Abstract:In the age of big data, data science has become a hot occupation, supplanting traditional information science and big data engineering. This may indicate that data science has become its own branch of research. The term “data science” first appeared in CODATA Data Science Journal in 1990. So far, it has had several different interpretations. This talk aims to address what goals data science should seek to meet, and what data science itself is. We will present key connotations of data science: the first is the study of data itself. Its goal is to explore datanature and scientific issues related to datanature. The second is the study of the rules of the natural world as reflected by data, i.e., the study the natural world performed through the study of data.
Prof Zhi-Hua Zhou
Title:Learning with Big Data by Incremental Optimization of Performance Measures
Abstract: A popular approach to achieve a strong learning system is to take the performance measure that will be used for evaluation as an optimization target, and then accomplish the learning task by an optimization procedure.
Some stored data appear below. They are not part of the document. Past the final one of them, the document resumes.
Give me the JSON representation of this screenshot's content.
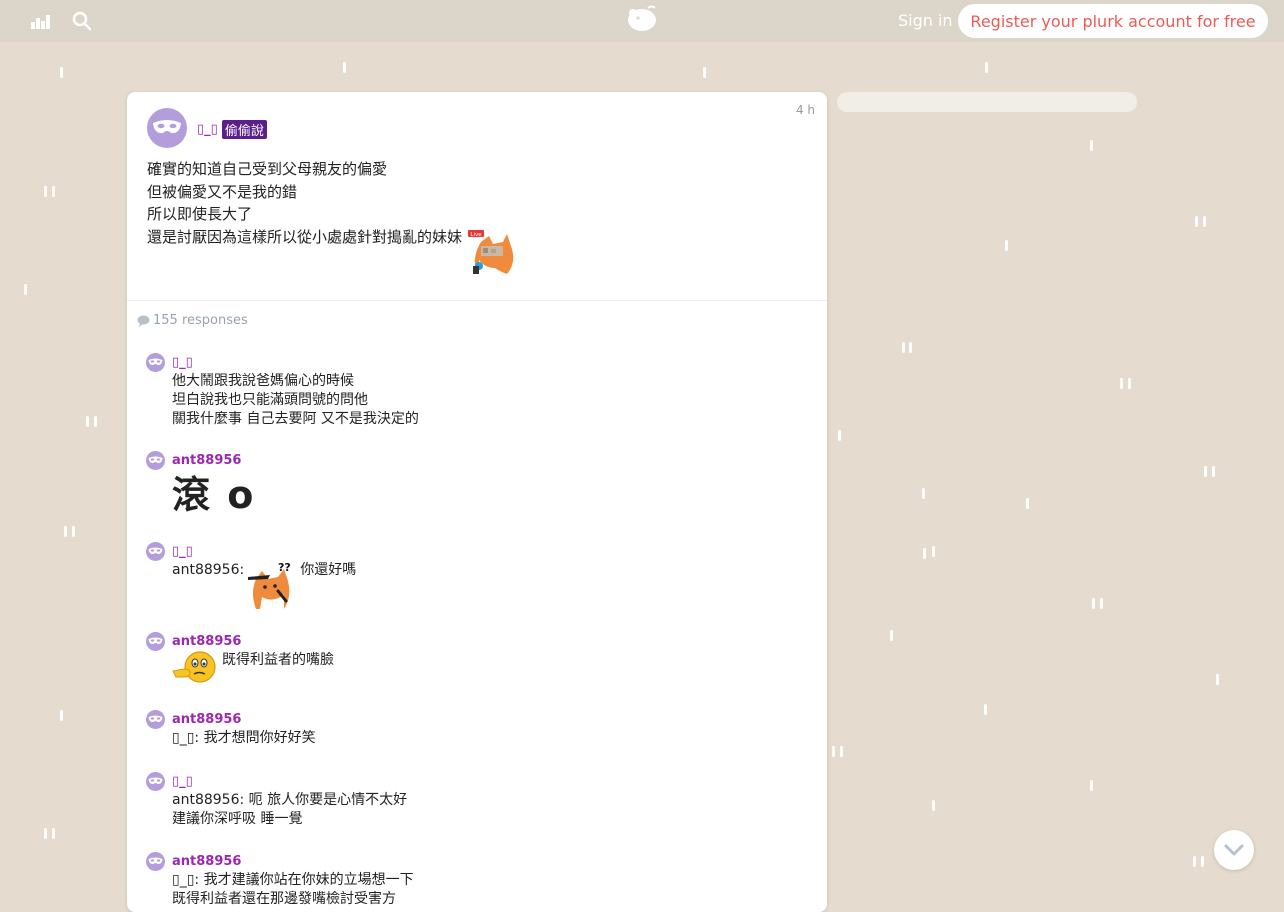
{
  "topbar": {
    "stats_icon": "stats-icon",
    "search_icon": "search-icon",
    "logo_icon": "plurk-logo",
    "signin_label": "Sign in",
    "register_label": "Register your plurk account for free"
  },
  "post": {
    "author": "▯_▯",
    "qualifier": "偷偷說",
    "time": "4 h",
    "lines": [
      "確實的知道自己受到父母親友的偏愛",
      "但被偏愛又不是我的錯",
      "所以即使長大了",
      "還是討厭因為這樣所以從小處處針對搗亂的妹妹"
    ],
    "sticker_label": "Live"
  },
  "responses_count": "155 responses",
  "responses": [
    {
      "name": "▯_▯",
      "lines": [
        "他大鬧跟我說爸媽偏心的時候",
        "坦白說我也只能滿頭問號的問他",
        "關我什麼事 自己去要阿 又不是我決定的"
      ]
    },
    {
      "name": "ant88956",
      "big": "滾 o"
    },
    {
      "name": "▯_▯",
      "prefix": "ant88956:",
      "suffix": "你還好嗎"
    },
    {
      "name": "ant88956",
      "text": "既得利益者的嘴臉"
    },
    {
      "name": "ant88956",
      "lines": [
        "▯_▯: 我才想問你好好笑"
      ]
    },
    {
      "name": "▯_▯",
      "lines": [
        "ant88956: 呃 旅人你要是心情不太好",
        "建議你深呼吸 睡一覺"
      ]
    },
    {
      "name": "ant88956",
      "lines": [
        "▯_▯: 我才建議你站在你妹的立場想一下",
        "既得利益者還在那邊發嘴檢討受害方"
      ]
    }
  ],
  "colors": {
    "accent": "#9c27b0",
    "qualifier_bg": "#5a1f8c",
    "register_text": "#ec5a55",
    "background": "#e5dccf"
  }
}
Many performance measures in machine learning, however, are unfortunately non-linear, non-smooth and non-convex, leading to difficult optimization problems. With big data, the optimization becomes even more challenging because of the concerns of computational, storage, communication costs, etc. Particularly, it becomes almost impossible to collect all data at first and then perform optimization, and it is desired to be able to optimize performance measures incrementally, without accessing the whole data. In this talk we will introduce some studies along this direction.